Standardization of such message headers is essential for interoperability and simplifies design. Addressing information is always present in the same place (not a design decision), and it can be used to uniquely identify both a service and a particular instance of a service. An optional MessageID field allows replies, or faults related, to a particular message to be tracked.

Since the addressing information is contained in headers, it can also be rewritten dynamically by network nodes as a message makes its way between communicating parties. An example of this is shown in the previous diagram, where a broker performs address translation.

Putting It All Together

BPEL4WS promises to define business processes in which partners are required to collaborate in a platform- and implementation-independent way. There are two forms of BPEL4WS process: abstract and executable. Abstract processes are most useful in ensuring that all partners involved in a particular process are working to the same specification. They clearly define the public interfaces and policies that each partner must adhere to. Executable processes can be public, but are also very useful be in defining the private execution of a service.

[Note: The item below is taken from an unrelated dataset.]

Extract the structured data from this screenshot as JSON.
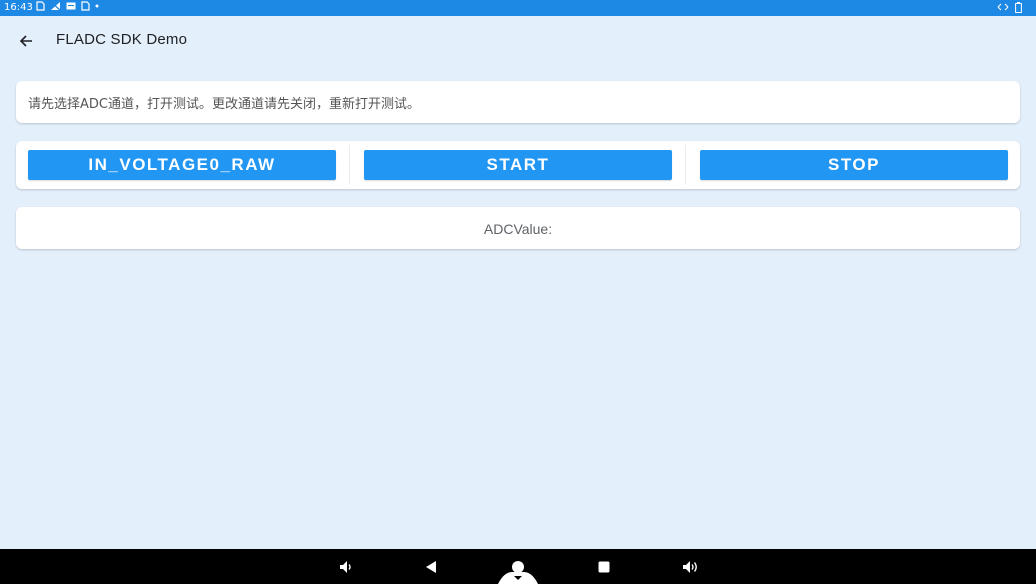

Despite the emphasis on long-running transactions and conversation management, even the simplest business (composite) services could be defined using BPEL4WS. Since the public interface to an entire process is also described by a WSDL specification, it is easy to see how larger and more complex processes can be built from finer grained, yet still composite services.

Coupled with WS-Addressing, such business processes can be much more dynamic. Partner endpoints can be dynamically configured and all parties taking part in a process know how to relate messages to a particular process instance and each other. By introducing conformity into a technology area that previously had many ways of being defined, and could not easily be automated directly from a specification, these two standards promise to change the way organizations manage their business processing in the future.